Subtract \( 9 \) from both sides:
\( x - 9=y^{2} \)
Take the square root of both sides. Since the original function \( y = x^{2}+9 \) is not one - to - one (it fails the horizontal line test, for example, \( f(1)=1 + 9=10 \) and \( f(- 1)=1 + 9 = 10\)), the inverse is not a function unless we restrict the domain of the original function. If we consider the domain of \( f(x)=x^{2}+9 \) as \( x\geq0 \), then \( y=\sqrt{x - 9} \); if we consider the domain as \( x\leq0 \), then \( y=-\sqrt{x - 9} \). In general, the relation inverse to \( y=x^{2}+9 \) is \( y=\pm\sqrt{x - 9} \), but if we assume the function is defined for \( x\geq0 \) (to make it one - to - one), the inverse function is \( f^{-1}(x)=\sqrt{x - 9},x\geq9 \)

Part c: \( f(x)=\sqrt{x - 3} \)

Step 1: Replace \( f(x) \) with \( y \)

We have \( y = \sqrt{x - 3} \)

Step 2: Swap \( x \) and \( y \)

Interchanging \( x \) and \( y \), we get \( x=\sqrt{y - 3} \)

Step 3: Solve for \( y \)

Square both sides of the equation to eliminate the square root:
\( x^{2}=y - 3 \)
Then, add \( 3 \) to both sides of the equation to solve for \( y \):
\( y=x^{2}+3 \)
We need to consider the domain of the original function. The domain of \( f(x)=\sqrt{x - 3} \) is \( x\geq3 \), and the range is \( y\geq0 \). For the inverse function, the domain will be \( x\geq0 \) and the range will be \( y\geq3 \). So the inverse function is \( f^{-1}(x)=x^{2}+3,x\geq0 \)

Answer:

s:
a. The inverse function is \( \boldsymbol{f^{-1}(x)=4x + 6} \)

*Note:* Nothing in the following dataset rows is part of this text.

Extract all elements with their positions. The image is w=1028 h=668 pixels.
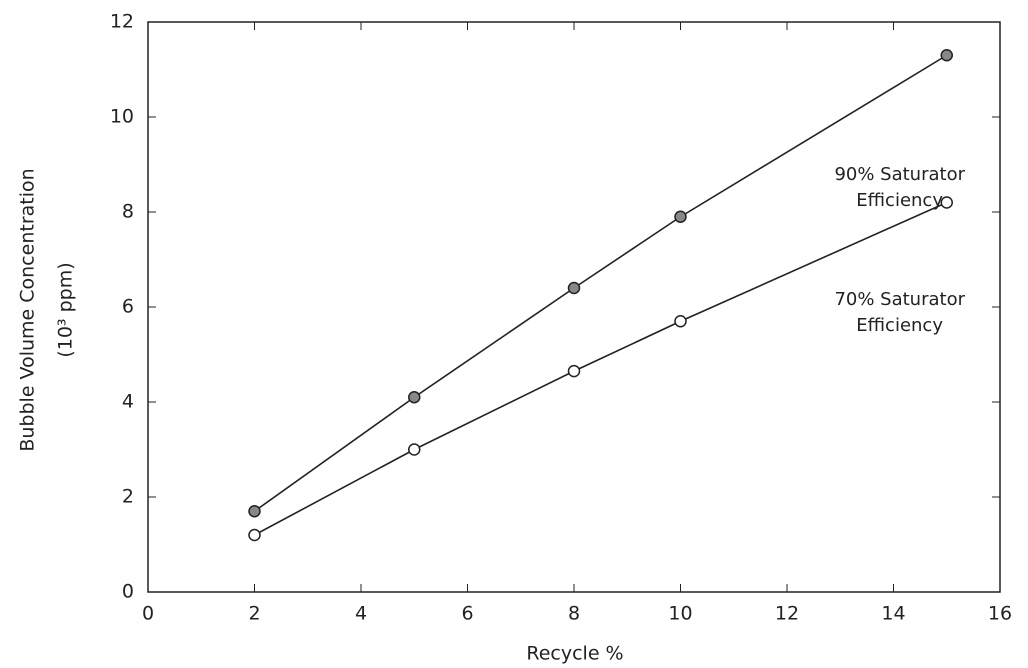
x-tick-label: 14 [881,603,905,625]
x-tick-label: 0 [142,603,154,625]
x-tick-label: 8 [568,603,580,625]
x-tick-label: 10 [668,603,692,625]
y-tick-label: 4 [122,391,134,413]
y-tick-label: 6 [122,296,134,318]
point [248,528,261,542]
y-tick-label: 2 [122,486,134,508]
point [408,443,421,456]
point [674,210,687,223]
y-tick-label: 0 [122,581,134,603]
series-line [254,54,948,512]
y-tick-label: 8 [122,201,134,223]
point [940,196,953,209]
annotation: Efficiency [856,315,943,336]
point [567,281,581,295]
point [674,315,687,328]
series-line [254,201,948,536]
y-tick-label: 12 [110,11,134,33]
x-tick-label: 4 [355,603,367,625]
x-tick-label: 6 [461,603,473,625]
y-axis-label: Bubble Volume Concentration [17,168,39,451]
y-axis-unit: (10³ ppm) [55,262,77,357]
point [940,49,953,62]
point [248,505,261,518]
x-tick-label: 2 [248,603,260,625]
point [408,391,421,404]
y-tick-label: 10 [110,106,134,128]
x-axis-label: Recycle % [526,643,623,665]
annotation: Efficiency [856,190,943,211]
x-tick-label: 16 [988,603,1012,625]
annotation: 90% Saturator [834,164,965,185]
annotation: 70% Saturator [834,289,965,310]
point [567,364,581,378]
x-tick-label: 12 [775,603,799,625]
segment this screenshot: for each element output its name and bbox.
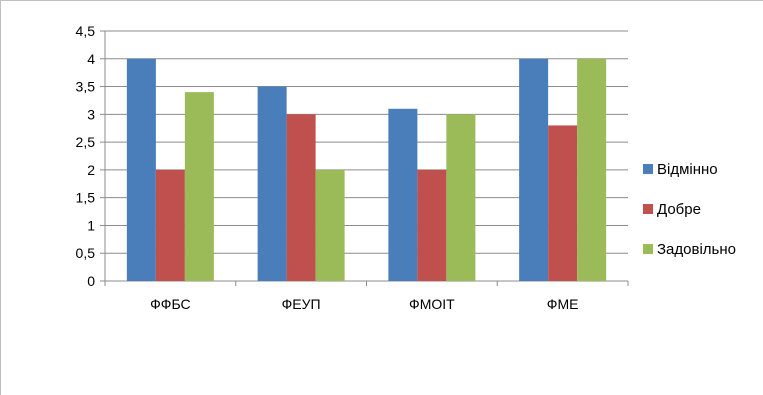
legend-item: Відмінно	[643, 160, 736, 178]
legend-label: Добре	[657, 200, 701, 218]
bar-ФЕУП-Добре	[286, 114, 316, 281]
x-category-label: ФМЕ	[547, 296, 579, 312]
bar-ФФБС-Відмінно	[126, 58, 156, 282]
x-axis: ФФБС ФЕУП ФМОІТ ФМЕ	[104, 281, 629, 312]
y-tick-label: 4	[87, 51, 95, 67]
x-category-label: ФФБС	[150, 296, 190, 312]
x-category-label: ФЕУП	[282, 296, 321, 312]
y-axis: 0 0,5 1 1,5 2 2,5 3 3,5 4 4,5	[76, 23, 106, 289]
bar-ФМОІТ-Добре	[417, 169, 447, 281]
bar-ФМОІТ-Відмінно	[388, 108, 418, 282]
y-tick-label: 4,5	[76, 23, 96, 39]
bar-ФЕУП-Відмінно	[257, 86, 287, 281]
legend-swatch	[643, 204, 653, 214]
y-tick-label: 3,5	[76, 79, 96, 95]
bar-ФМЕ-Добре	[548, 125, 578, 281]
legend: Відмінно Добре Задовільно	[643, 160, 736, 280]
bar-ФФБС-Задовільно	[184, 92, 214, 281]
bar-ФЕУП-Задовільно	[315, 169, 345, 281]
legend-swatch	[643, 164, 653, 174]
bar-ФМОІТ-Задовільно	[446, 114, 476, 281]
x-category-label: ФМОІТ	[409, 296, 455, 312]
legend-item: Задовільно	[643, 240, 736, 258]
y-tick-label: 1,5	[76, 190, 96, 206]
legend-item: Добре	[643, 200, 736, 218]
bar-ФМЕ-Відмінно	[519, 58, 549, 282]
y-tick-label: 2	[87, 162, 95, 178]
y-tick-label: 1	[87, 217, 95, 233]
y-tick-label: 3	[87, 106, 95, 122]
y-tick-label: 0	[87, 273, 95, 289]
y-tick-label: 0,5	[76, 245, 96, 261]
bar-ФМЕ-Задовільно	[577, 58, 607, 282]
legend-swatch	[643, 244, 653, 254]
bars	[126, 58, 607, 282]
bar-ФФБС-Добре	[155, 169, 185, 281]
y-tick-label: 2,5	[76, 134, 96, 150]
legend-label: Задовільно	[657, 240, 736, 258]
legend-label: Відмінно	[657, 160, 718, 178]
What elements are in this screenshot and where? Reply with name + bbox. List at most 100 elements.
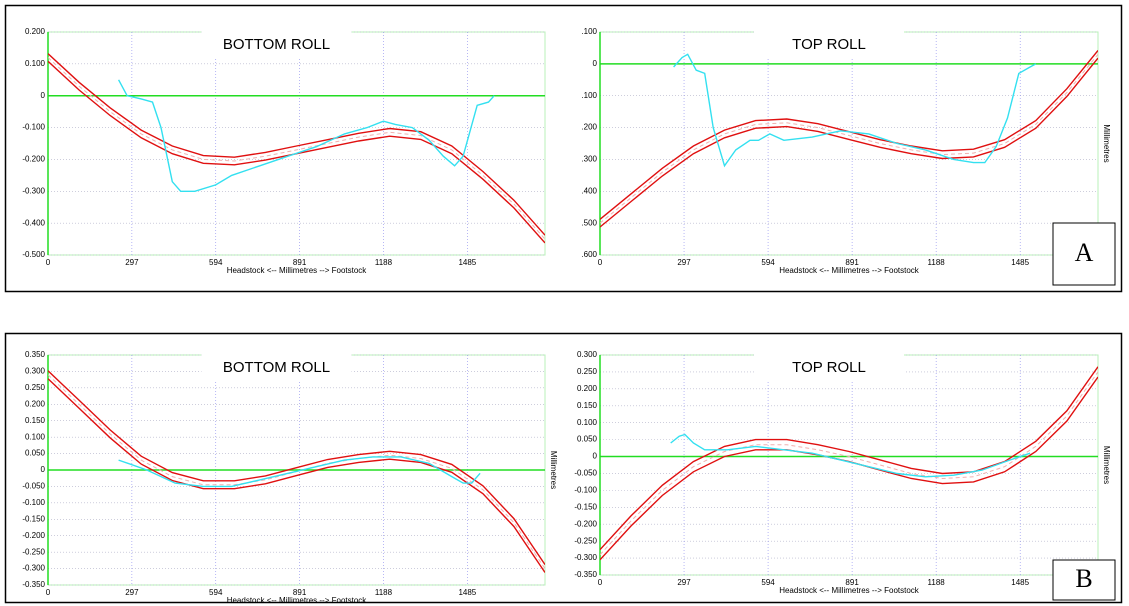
- x-axis-label: Headstock <-- Millimetres --> Footstock: [227, 266, 368, 275]
- x-tick-label: 1485: [458, 588, 476, 597]
- y-tick-label: .200: [581, 123, 597, 132]
- y-tick-label: 0: [41, 91, 46, 100]
- y-tick-label: 0.100: [25, 432, 46, 441]
- y-tick-label: 0.300: [577, 350, 598, 359]
- data-line: [600, 371, 1098, 556]
- data-line: [117, 79, 495, 192]
- panel-label-box: [1052, 222, 1116, 286]
- y-tick-label: 0.050: [577, 435, 598, 444]
- y-tick-label: -0.100: [22, 123, 45, 132]
- panel-label: A: [1075, 238, 1094, 267]
- data-line: [600, 57, 1098, 228]
- y-tick-label: -0.150: [574, 502, 597, 511]
- y-tick-label: -0.300: [22, 186, 45, 195]
- chart-title: BOTTOM ROLL: [223, 36, 330, 53]
- title-box: [201, 354, 352, 380]
- y-tick-label: -0.350: [22, 580, 45, 589]
- y-tick-label: 0: [41, 465, 46, 474]
- x-tick-label: 891: [293, 588, 307, 597]
- x-axis-label: Headstock <-- Millimetres --> Footstock: [227, 596, 368, 605]
- charts: 0.2000.1000-0.100-0.200-0.300-0.400-0.50…: [22, 27, 1111, 605]
- y-tick-label: -0.500: [22, 250, 45, 259]
- y-axis-label: Millimetres: [1102, 446, 1111, 484]
- panel-label: B: [1075, 564, 1092, 593]
- x-tick-label: 594: [209, 588, 223, 597]
- y-tick-label: .100: [581, 91, 597, 100]
- data-line: [673, 53, 1037, 168]
- data-line: [118, 456, 481, 488]
- y-tick-label: -0.350: [574, 570, 597, 579]
- panel-frame: [4, 4, 1123, 293]
- y-tick-label: -0.150: [22, 514, 45, 523]
- chart-title: TOP ROLL: [792, 359, 866, 376]
- y-tick-label: 0.150: [577, 401, 598, 410]
- x-axis-label: Headstock <-- Millimetres --> Footstock: [779, 266, 920, 275]
- panel-frame: [4, 332, 1123, 604]
- y-tick-label: -0.200: [22, 155, 45, 164]
- plot-area: [47, 31, 546, 256]
- y-tick-label: 0.100: [577, 418, 598, 427]
- x-tick-label: 0: [46, 258, 51, 267]
- y-tick-label: 0.300: [25, 367, 46, 376]
- y-tick-label: -0.300: [574, 553, 597, 562]
- x-tick-label: 891: [293, 258, 307, 267]
- y-tick-label: 0.250: [25, 383, 46, 392]
- data-line: [48, 53, 545, 236]
- plot-area: [599, 31, 1099, 256]
- title-box: [754, 354, 904, 380]
- y-tick-label: 0.150: [25, 416, 46, 425]
- y-tick-label: 0.200: [25, 27, 46, 36]
- data-line: [48, 57, 545, 240]
- y-tick-label: -0.200: [574, 519, 597, 528]
- data-line: [670, 433, 1031, 478]
- x-tick-label: 0: [598, 578, 603, 587]
- y-tick-label: 0.200: [25, 399, 46, 408]
- y-tick-label: .500: [581, 218, 597, 227]
- y-tick-label: -0.100: [22, 498, 45, 507]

b. If the domain of \( f(x)=x^{2}+9 \) is restricted to \( x\geq0 \), the inverse function is \( \boldsymbol{f^{-1}(x)=\sqrt{x - 9},x\geq9} \); if the domain is restricted to \( x\leq0 \), the inverse function is \( \boldsymbol{f^{-1}(x)=-\sqrt{x - 9},x\geq9} \). In general, the relation inverse to \( y = x^{2}+9 \) is \( \boldsymbol{y=\pm\sqrt{x - 9}} \)

c. The inverse function (with the appropriate domain restriction \( x\geq0 \)) is \( \boldsymbol{f^{-1}(x)=x^{2}+3,x\geq0} \)